Sadly, however, each of these films deploys its concept as a mere marketing tool. ‘Demons caught on camcorder’ and ‘Beelzebub in an elevator’ serve as useful sound bites to generate vital word of mouth, but when the movie itself cannot develop its concept into gripping substance (and I am not persuaded that any of these films did), the end product will always feel less than the sum of its parts.

In this respect, however, horror has been pipped to the post by one particular thriller this Halloween. The highest concept of them all this year came from Rodrigo Cortés’ staggering Buried. Hitchcockian in its execution, this film never wavered from its ingenious ‘Ryan Reynolds buried alive in a box and nothing else for an hour and a half’ premise.

It shouldn’t work. It should have been a static and deeply tedious exercise in self-indulgence. Thankfully, that was not the case, and the film was brave enough to follow through on its basic premise. There were no fancy distractions, no Kill Bill style impossible escapes. Buried was a simple, brutal and deeply affecting piece of high concept cinema, that used its inherent claustrophobia to deeply unsettle its audience. This was a film more horrifying than any of this Halloween’s horror movies.

While Devil, Paranormal Activity 2 and Saw 3D felt old and tired, Buried was, ironically given its setting, a breath of fresh air. For me, the difference was that, in contrast to these other films, Buried saw its underlying concept not only as a means of getting cinemagoers into auditoriums but as the genesis for crafting a taut and well executed film. It was the most stringent of all of these films in fulfilling on the promise of its premise without giving in to the demands of Hollywood clichés.

The lack of creativity within the horror genre, coupled with the privileging of concept over substance, means that this has be a disappointing Halloween season for me. Unfortunately, that is not unusual, given the dominant trends in horror in recent years.

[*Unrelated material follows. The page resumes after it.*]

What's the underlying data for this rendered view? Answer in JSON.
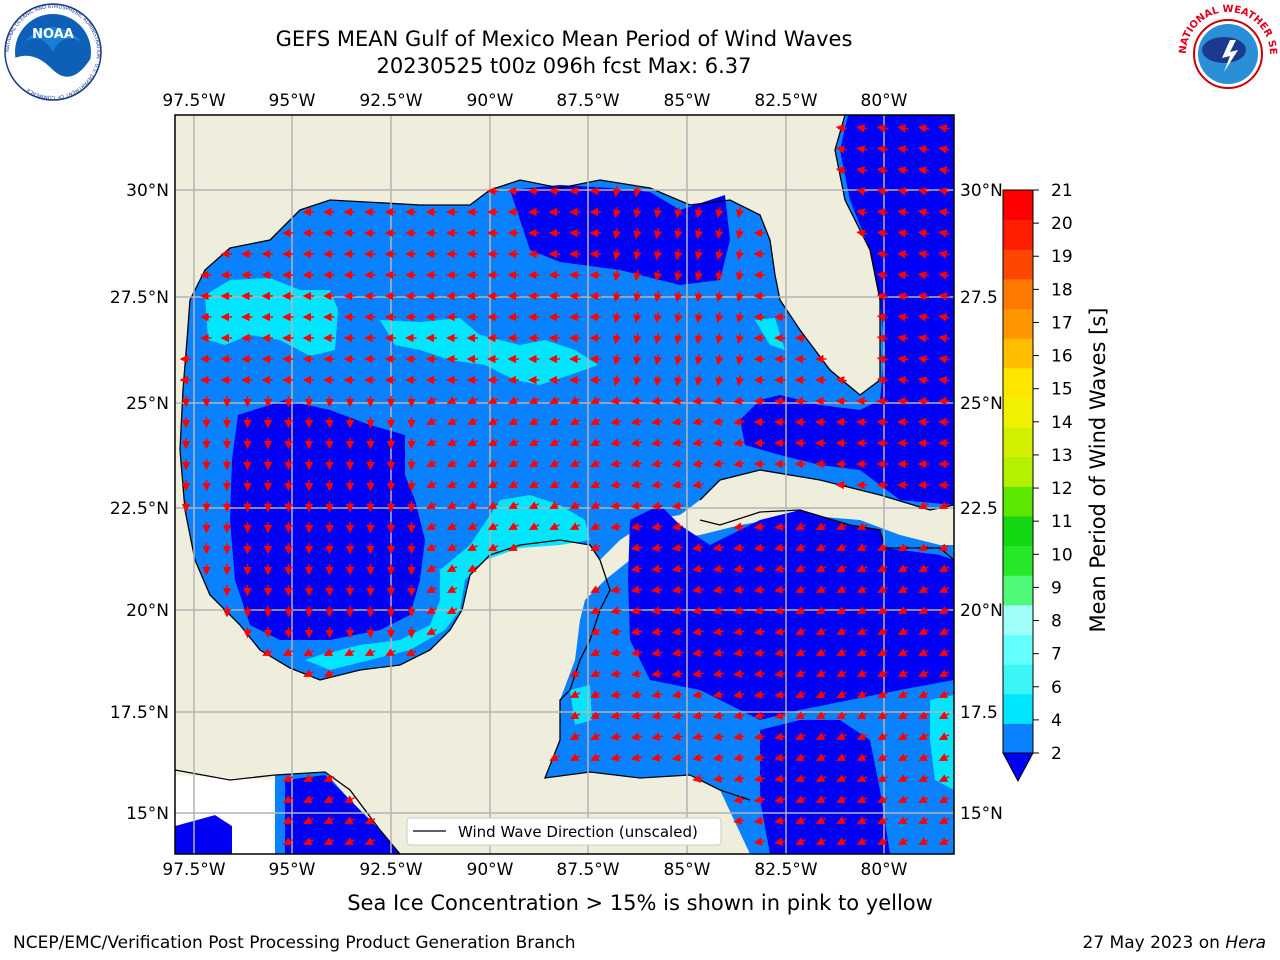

The last big idea to emerge from the horror stable, the ‘gorno’ film, has been run into the ground by endless repetition. Where it was once thrilling and visceral, now it is predictable and just a little bit nasty. Like the slasher revival of the nineties that prefigured it, this cycle of films has lost its ability to scare through the endless reproduction of the same basic format. It is time something new came along.

Last year it looked like Paranormal Activity might escape its obvious similarities to The Blair Witch Project and be just what I had been hoping for. But now its sequel has fallen into the same trap as the Saw franchise by failing to provide anything original or exciting to expand the format. The next big thing in horror is, I am sure, just around the corner, but at the moment this genre has stalled between cycles and is producing very little worthy of note.

Until it recaptures its essential imagination and transports me back to the cold October nights of my childhood through the thrill of the scare, I will be the man asleep on the back row this Halloween night.